Why facts don’t change our minds

The Enigma of Reason
by Hugo Mercer and Dan Sperber
Harvard University Press
April 2019, 408 pages

Reason, we are told, is what makes us human, the source of our knowledge and wisdom. If reason is so useful, why didn’t it also evolve in other animals? If reason is that reliable, why do we produce so much thoroughly reasoned nonsense? In their groundbreaking account of the evolution and workings of reason, Hugo Mercier and Dan Sperber set out to solve this double enigma. Reason, they argue with a compelling mix of real-life and experimental evidence, is not geared to solitary use, to arriving at better beliefs and decisions on our own. What reason does, rather, is help us justify our beliefs and actions to others, convince them through argumentation, and evaluate the justifications and arguments that others address to us.

In other words, reason helps humans better exploit their uniquely rich social environment. This interactionist interpretation explains why reason may have evolved and how it fits with other cognitive mechanisms.

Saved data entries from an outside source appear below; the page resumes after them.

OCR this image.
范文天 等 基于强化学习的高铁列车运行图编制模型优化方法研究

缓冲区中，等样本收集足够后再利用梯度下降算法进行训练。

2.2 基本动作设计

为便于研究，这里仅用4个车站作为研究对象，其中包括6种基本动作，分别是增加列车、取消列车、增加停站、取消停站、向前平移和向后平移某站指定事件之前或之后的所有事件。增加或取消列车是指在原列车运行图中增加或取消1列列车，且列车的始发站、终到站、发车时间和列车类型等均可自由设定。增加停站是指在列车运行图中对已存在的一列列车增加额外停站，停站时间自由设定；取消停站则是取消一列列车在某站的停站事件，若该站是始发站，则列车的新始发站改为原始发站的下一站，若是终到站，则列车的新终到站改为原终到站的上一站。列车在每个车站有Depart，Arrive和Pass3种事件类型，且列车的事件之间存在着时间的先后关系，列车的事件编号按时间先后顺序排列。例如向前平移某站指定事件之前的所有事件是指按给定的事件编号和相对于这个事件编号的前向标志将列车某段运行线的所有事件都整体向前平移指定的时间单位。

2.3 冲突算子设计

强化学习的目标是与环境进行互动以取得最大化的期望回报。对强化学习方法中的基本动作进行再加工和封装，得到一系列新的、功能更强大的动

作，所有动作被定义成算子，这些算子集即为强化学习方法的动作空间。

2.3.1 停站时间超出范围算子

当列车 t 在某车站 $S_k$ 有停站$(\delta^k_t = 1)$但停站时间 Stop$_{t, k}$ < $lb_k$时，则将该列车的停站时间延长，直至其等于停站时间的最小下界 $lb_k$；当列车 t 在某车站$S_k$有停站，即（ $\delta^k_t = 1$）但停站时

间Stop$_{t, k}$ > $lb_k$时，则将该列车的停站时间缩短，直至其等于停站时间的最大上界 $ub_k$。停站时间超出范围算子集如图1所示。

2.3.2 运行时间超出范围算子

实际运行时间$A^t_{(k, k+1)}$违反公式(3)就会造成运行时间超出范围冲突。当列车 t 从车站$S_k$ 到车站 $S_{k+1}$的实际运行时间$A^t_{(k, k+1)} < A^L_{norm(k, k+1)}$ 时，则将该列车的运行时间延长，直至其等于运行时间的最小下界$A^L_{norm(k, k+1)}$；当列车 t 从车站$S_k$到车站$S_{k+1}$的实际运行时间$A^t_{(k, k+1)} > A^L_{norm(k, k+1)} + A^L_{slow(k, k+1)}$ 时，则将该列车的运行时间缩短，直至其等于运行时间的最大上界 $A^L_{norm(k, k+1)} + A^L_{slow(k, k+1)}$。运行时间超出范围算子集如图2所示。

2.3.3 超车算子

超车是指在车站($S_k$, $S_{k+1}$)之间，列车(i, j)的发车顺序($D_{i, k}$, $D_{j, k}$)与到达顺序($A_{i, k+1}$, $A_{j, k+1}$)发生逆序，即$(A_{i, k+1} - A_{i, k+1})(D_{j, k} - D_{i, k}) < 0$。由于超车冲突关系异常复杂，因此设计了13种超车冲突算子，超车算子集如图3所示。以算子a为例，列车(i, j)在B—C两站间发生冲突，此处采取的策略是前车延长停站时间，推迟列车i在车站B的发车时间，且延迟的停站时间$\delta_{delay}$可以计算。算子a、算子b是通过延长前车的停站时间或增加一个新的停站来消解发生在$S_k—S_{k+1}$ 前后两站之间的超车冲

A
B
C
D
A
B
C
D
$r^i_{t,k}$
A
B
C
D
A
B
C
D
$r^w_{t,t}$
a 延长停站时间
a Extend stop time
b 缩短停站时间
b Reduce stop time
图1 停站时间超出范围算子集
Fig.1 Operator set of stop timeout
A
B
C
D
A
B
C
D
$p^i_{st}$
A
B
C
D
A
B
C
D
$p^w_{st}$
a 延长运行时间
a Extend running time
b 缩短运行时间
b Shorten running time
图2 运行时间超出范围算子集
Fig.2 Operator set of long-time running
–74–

It makes sense of strengths and weaknesses that have long puzzled philosophers and psychologists: why reason is biased in favor of what we already believe, why it may lead to terrible ideas and yet is indispensable to spreading good ones.

Hugo Mercier is a researcher at the French National Center for Scientific Research (CNRS), working in the Cognitive Science Institute Marc Jeannerod in Lyon.

Dan Sperber is a researcher in the Departments of Cognitive Science and of Philosophy at the Central European University, Budapest, and in the Institut Jean Nicod at the École Normale Supérieure, Paris.

> See also: review/reflection by Elizabeth Kolbert in the New Yorker

“Stripped of a lot of what might be called cognitive-science-ese, Mercier and Sperber’s argument runs, more or less, as follows: Humans’ biggest advantage over other species is our ability to cooperate. Cooperation is difficult to establish and almost as difficult to sustain. For any individual, freeloading is always the best course of action. Reason developed not to enable us to solve abstract, logical problems or even to help us draw conclusions from unfamiliar data; rather, it developed to resolve the problems posed by living in collaborative groups.”